Understanding your energy bill

Energy bills are written to be paid, not understood, but the structure is simple once you know the parts. Read it properly and you can see where the money goes and whether you are even being charged for what you used.

The kilowatt-hour

Everything is billed in kilowatt-hours, kWh, which is the unit of energy. One kWh is a thousand watts running for an hour: a one-bar electric fire for an hour, or a 100-watt item for ten hours. Your meter counts kWh, and that is what you pay for. Once you think in kWh, the running cost of anything is just its power times the hours it runs times the price per kWh, which is exactly what the calculator does.

Unit rate and standing charge

A bill has two charges. The unit rate is the price per kWh, what you pay for energy actually used.
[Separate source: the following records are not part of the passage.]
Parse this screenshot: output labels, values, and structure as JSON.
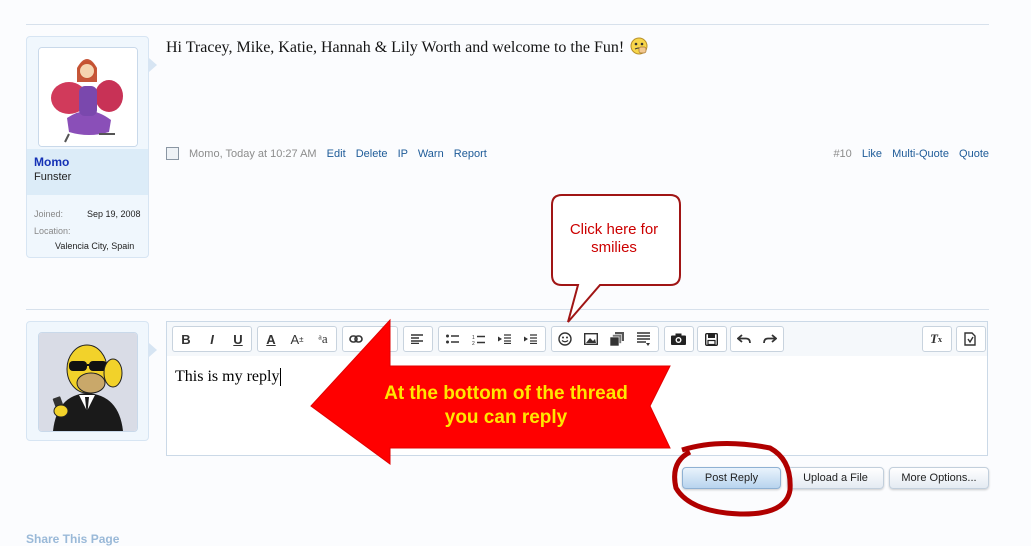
{
  "post": {
    "username": "Momo",
    "user_title": "Funster",
    "joined_label": "Joined:",
    "joined_value": "Sep 19, 2008",
    "location_label": "Location:",
    "location_value": "Valencia City, Spain",
    "message": "Hi Tracey, Mike, Katie, Hannah & Lily Worth and welcome to the Fun!",
    "author": "Momo",
    "timestamp": "Today at 10:27 AM",
    "actions": [
      "Edit",
      "Delete",
      "IP",
      "Warn",
      "Report"
    ],
    "post_number": "#10",
    "right_actions": [
      "Like",
      "Multi-Quote",
      "Quote"
    ]
  },
  "editor": {
    "content": "This is my reply",
    "toolbar_icons": [
      "bold-icon",
      "italic-icon",
      "underline-icon",
      "font-color-icon",
      "font-size-icon",
      "font-family-icon",
      "link-icon",
      "unlink-icon",
      "align-icon",
      "bullet-list-icon",
      "number-list-icon",
      "outdent-icon",
      "indent-icon",
      "smilies-icon",
      "image-icon",
      "media-icon",
      "insert-more-icon",
      "camera-icon",
      "save-draft-icon",
      "undo-icon",
      "redo-icon",
      "remove-format-icon",
      "toggle-bbcode-icon"
    ]
  },
  "buttons": {
    "post_reply": "Post Reply",
    "upload": "Upload a File",
    "more_options": "More Options..."
  },
  "share_label": "Share This Page",
  "annotations": {
    "tooltip": "Click here for smilies",
    "arrow": "At the bottom of the thread you can reply"
  },
  "colors": {
    "annotation_red": "#ff0000",
    "annotation_text_yellow": "#ffe600",
    "link_blue": "#1e5b98"
  }
}
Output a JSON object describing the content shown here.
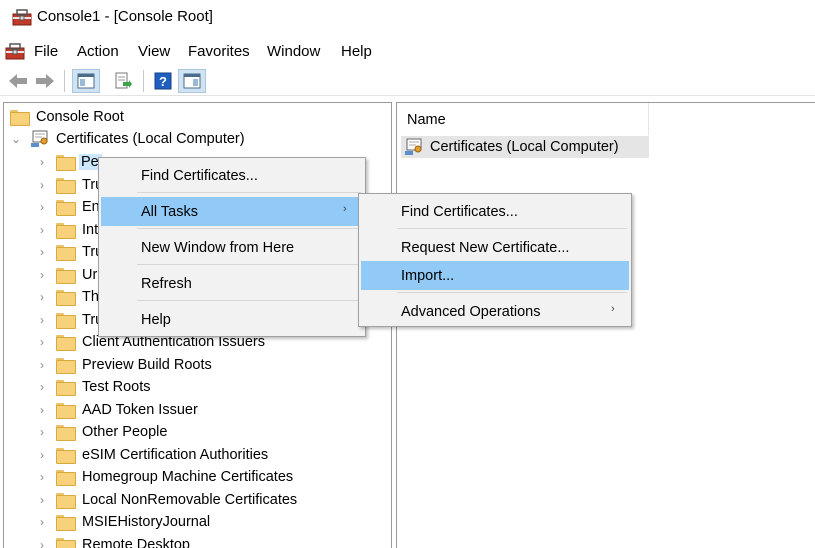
{
  "window": {
    "title": "Console1 - [Console Root]"
  },
  "menu": [
    "File",
    "Action",
    "View",
    "Favorites",
    "Window",
    "Help"
  ],
  "toolbar": {
    "buttons": [
      "back-icon",
      "forward-icon",
      "show-hide-console-tree-icon",
      "export-list-icon",
      "help-icon",
      "show-hide-action-pane-icon"
    ]
  },
  "tree": {
    "root": "Console Root",
    "store": "Certificates (Local Computer)",
    "items": [
      "Personal",
      "Trusted Root Certification Authorities",
      "Enterprise Trust",
      "Intermediate Certification Authorities",
      "Trusted Publishers",
      "Untrusted Certificates",
      "Third-Party Root Certification Authorities",
      "Trusted People",
      "Client Authentication Issuers",
      "Preview Build Roots",
      "Test Roots",
      "AAD Token Issuer",
      "Other People",
      "eSIM Certification Authorities",
      "Homegroup Machine Certificates",
      "Local NonRemovable Certificates",
      "MSIEHistoryJournal",
      "Remote Desktop"
    ],
    "visible_labels": [
      "Pe",
      "Tru",
      "En",
      "Int",
      "Tru",
      "Ur",
      "Th",
      "Tru",
      "Client Authentication Issuers",
      "Preview Build Roots",
      "Test Roots",
      "AAD Token Issuer",
      "Other People",
      "eSIM Certification Authorities",
      "Homegroup Machine Certificates",
      "Local NonRemovable Certificates",
      "MSIEHistoryJournal",
      "Remote Desktop"
    ]
  },
  "list": {
    "column_name": "Name",
    "rows": [
      "Certificates (Local Computer)"
    ]
  },
  "context_menu": {
    "items": [
      "Find Certificates...",
      "All Tasks",
      "New Window from Here",
      "Refresh",
      "Help"
    ],
    "highlighted": "All Tasks"
  },
  "submenu": {
    "items": [
      "Find Certificates...",
      "Request New Certificate...",
      "Import...",
      "Advanced Operations"
    ],
    "highlighted": "Import..."
  },
  "colors": {
    "highlight": "#91c9f7",
    "selection": "#cce8ff",
    "menu_bg": "#f2f2f2"
  }
}
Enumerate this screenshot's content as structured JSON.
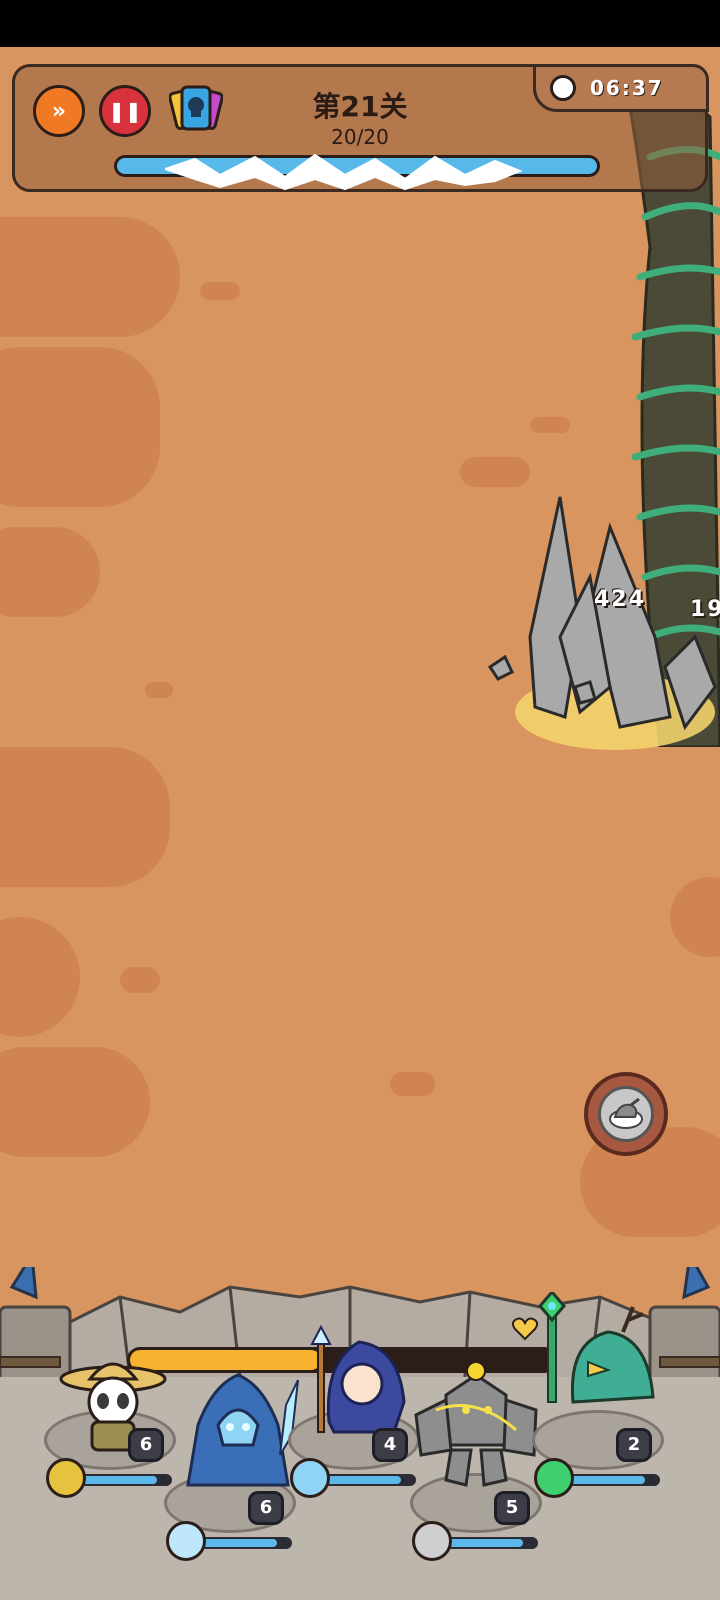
{
  "hud": {
    "level_title": "第21关",
    "wave_count": "20/20",
    "wave_progress_fraction": 1.0,
    "timer": "06:37",
    "buttons": {
      "fast_forward_icon": "double-chevron-right-icon",
      "pause_icon": "pause-icon",
      "cards_icon": "skull-card-icon"
    }
  },
  "battlefield": {
    "damage_numbers": [
      "424",
      "19"
    ],
    "skill_button_icon": "roast-meat-icon"
  },
  "base": {
    "energy_fraction": 0.45,
    "heroes": [
      {
        "name": "panda-ranger",
        "level": "6",
        "element": "lightning",
        "hp_fraction": 0.85
      },
      {
        "name": "ice-knight",
        "level": "6",
        "element": "ice",
        "hp_fraction": 0.85
      },
      {
        "name": "ice-mage",
        "level": "4",
        "element": "ice",
        "hp_fraction": 0.85
      },
      {
        "name": "stone-golem",
        "level": "5",
        "element": "rock",
        "hp_fraction": 0.85
      },
      {
        "name": "nature-bird",
        "level": "2",
        "element": "nature",
        "hp_fraction": 0.85
      }
    ]
  },
  "colors": {
    "sand": "#d99560",
    "ice": "#56b9ea",
    "energy": "#f7b22f",
    "vine": "#3fae7a"
  }
}
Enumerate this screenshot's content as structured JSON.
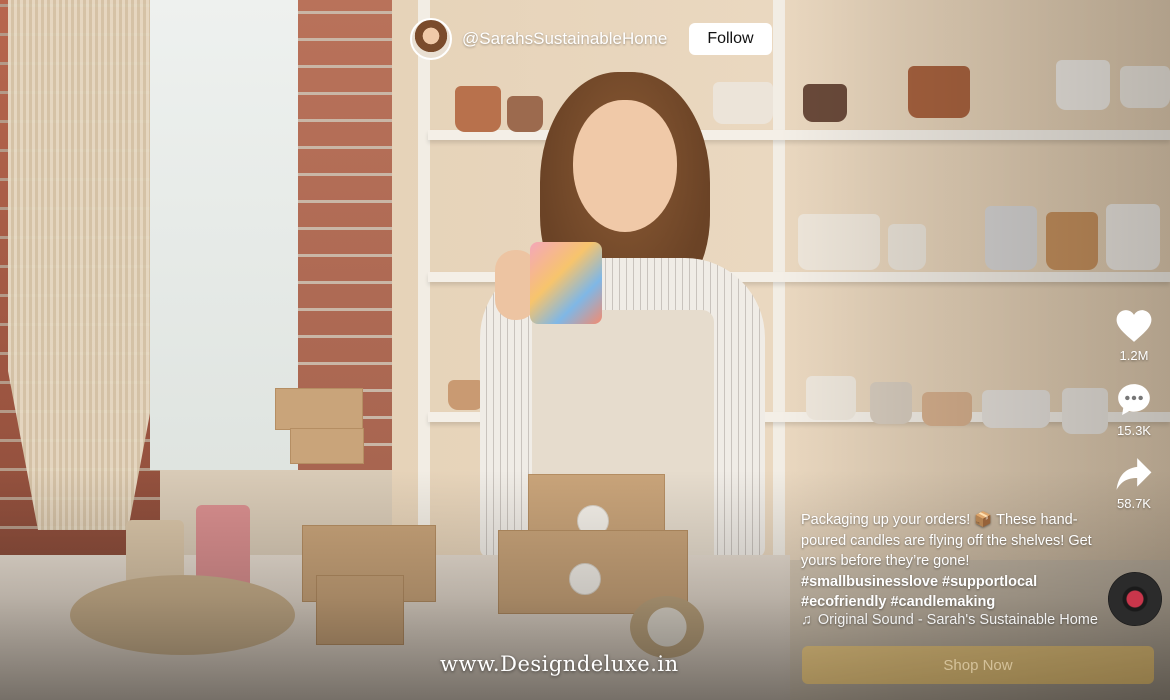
{
  "profile": {
    "handle": "@SarahsSustainableHome",
    "follow_label": "Follow"
  },
  "actions": {
    "like": {
      "icon": "heart-icon",
      "count": "1.2M"
    },
    "comment": {
      "icon": "comment-icon",
      "count": "15.3K"
    },
    "share": {
      "icon": "share-icon",
      "count": "58.7K"
    }
  },
  "caption": {
    "line1": "Packaging up your orders! 📦 These hand-poured candles are flying off the shelves! Get yours before they’re gone! ",
    "tags": "#smallbusinesslove #supportlocal #ecofriendly #candlemaking"
  },
  "sound": {
    "icon": "music-note-icon",
    "label": "Original Sound - Sarah's Sustainable Home"
  },
  "shop_label": "Shop Now",
  "watermark": "www.Designdeluxe.in",
  "colors": {
    "follow_bg": "#ffffff",
    "shop_accent": "#ffbe28",
    "record_label": "#c9364b"
  }
}
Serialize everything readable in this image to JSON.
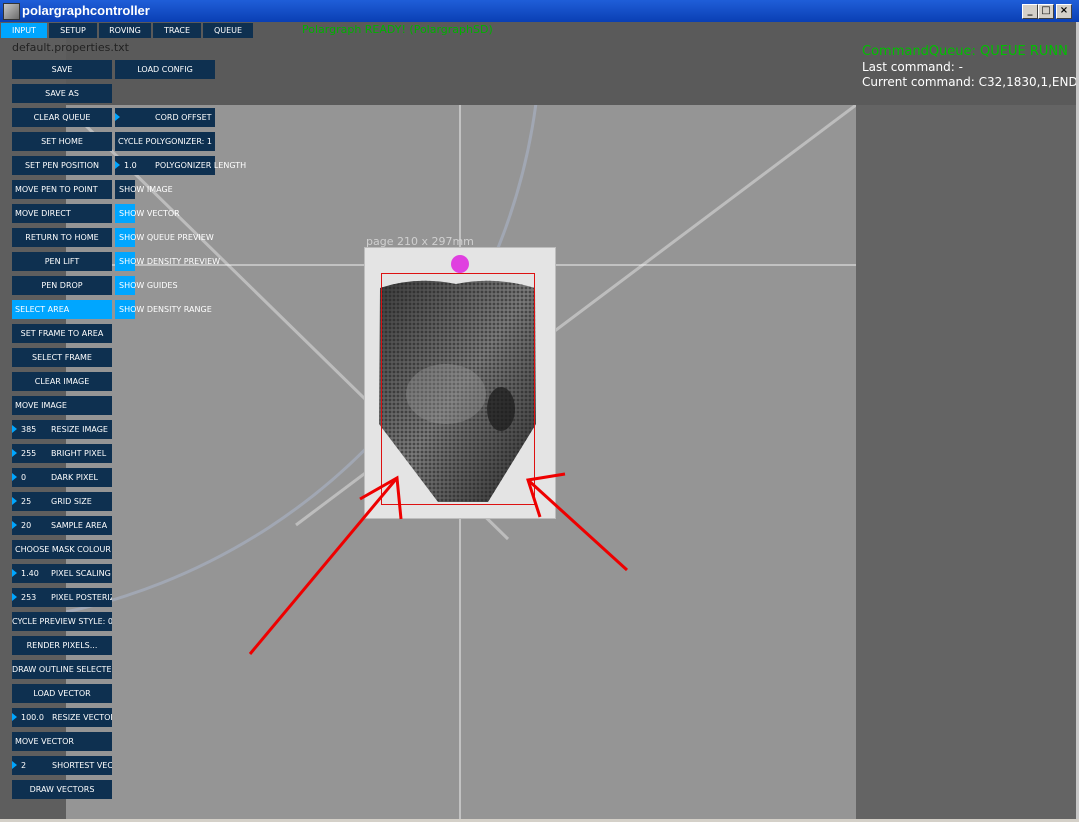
{
  "window": {
    "title": "polargraphcontroller",
    "min_glyph": "_",
    "max_glyph": "□",
    "close_glyph": "×"
  },
  "tabs": [
    {
      "label": "INPUT",
      "active": true
    },
    {
      "label": "SETUP"
    },
    {
      "label": "ROVING"
    },
    {
      "label": "TRACE"
    },
    {
      "label": "QUEUE"
    }
  ],
  "status": {
    "message": "Polargraph READY! (PolargraphSD)"
  },
  "properties_file": "default.properties.txt",
  "queue_info": {
    "command_queue": "CommandQueue: QUEUE RUNN",
    "last_command": "Last command: -",
    "current_command": "Current command: C32,1830,1,END"
  },
  "left_buttons": {
    "save": "SAVE",
    "save_as": "SAVE AS",
    "clear_queue": "CLEAR QUEUE",
    "set_home": "SET HOME",
    "set_pen_position": "SET PEN POSITION",
    "move_pen_to_point": "MOVE PEN TO POINT",
    "move_direct": "MOVE DIRECT",
    "return_to_home": "RETURN TO HOME",
    "pen_lift": "PEN LIFT",
    "pen_drop": "PEN DROP",
    "select_area": "SELECT AREA",
    "set_frame_to_area": "SET FRAME TO AREA",
    "select_frame": "SELECT FRAME",
    "clear_image": "CLEAR IMAGE",
    "move_image": "MOVE IMAGE",
    "choose_mask_colour": "CHOOSE MASK COLOUR",
    "cycle_preview_style": "CYCLE PREVIEW STYLE: 0",
    "render_pixels": "RENDER PIXELS...",
    "draw_outline_selected": "DRAW OUTLINE SELECTED",
    "load_vector": "LOAD VECTOR",
    "move_vector": "MOVE VECTOR",
    "draw_vectors": "DRAW VECTORS"
  },
  "numeric_controls": {
    "resize_image": {
      "value": "385",
      "label": "RESIZE IMAGE"
    },
    "bright_pixel": {
      "value": "255",
      "label": "BRIGHT PIXEL"
    },
    "dark_pixel": {
      "value": "0",
      "label": "DARK PIXEL"
    },
    "grid_size": {
      "value": "25",
      "label": "GRID SIZE"
    },
    "sample_area": {
      "value": "20",
      "label": "SAMPLE AREA"
    },
    "pixel_scaling": {
      "value": "1.40",
      "label": "PIXEL SCALING"
    },
    "pixel_posterize": {
      "value": "253",
      "label": "PIXEL POSTERIZE"
    },
    "resize_vector": {
      "value": "100.0",
      "label": "RESIZE VECTOR"
    },
    "shortest_vector": {
      "value": "2",
      "label": "SHORTEST VECTOR"
    },
    "polygonizer_length": {
      "value": "1.0",
      "label": "POLYGONIZER LENGTH"
    }
  },
  "right_buttons": {
    "load_config": "LOAD CONFIG",
    "cord_offset": "CORD OFFSET",
    "cycle_polygonizer": "CYCLE POLYGONIZER: 1"
  },
  "toggles": {
    "show_image": {
      "label": "SHOW IMAGE",
      "on": false
    },
    "show_vector": {
      "label": "SHOW VECTOR",
      "on": true
    },
    "show_queue_preview": {
      "label": "SHOW QUEUE PREVIEW",
      "on": true
    },
    "show_density_preview": {
      "label": "SHOW DENSITY PREVIEW",
      "on": true
    },
    "show_guides": {
      "label": "SHOW GUIDES",
      "on": true
    },
    "show_density_range": {
      "label": "SHOW DENSITY RANGE",
      "on": true
    }
  },
  "canvas": {
    "page_label": "page 210 x 297mm"
  },
  "colors": {
    "button_bg": "#0e3050",
    "active_blue": "#00a6ff",
    "status_green": "#00c000",
    "selection_red": "#dd1111",
    "annotation_red": "#ee0000",
    "pen_marker": "#e040e0"
  }
}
The standing charge is a fixed daily fee you pay regardless of usage, covering the cost of being connected. This matters: if you use very little, the standing charge can be most of your bill, so cutting usage has limits, and a tariff with a lower standing charge may suit a light user better.

Estimated versus actual

If the bill says estimated, the supplier has guessed your usage rather than read the meter, and the guess can be well out. Submit your own meter readings, or fit a smart meter, so you are billed for what you actually used rather than a pessimistic estimate that leaves you in credit or a cheery one that builds a debt.

Finding the cost

With the unit rate in hand, you can finally answer where the money goes. Note your meter before and after running something for a known time, and you have measured it directly. More simply, the heat-making appliances and the always-on ones are the usual culprits, as the electricity and heating pages explain.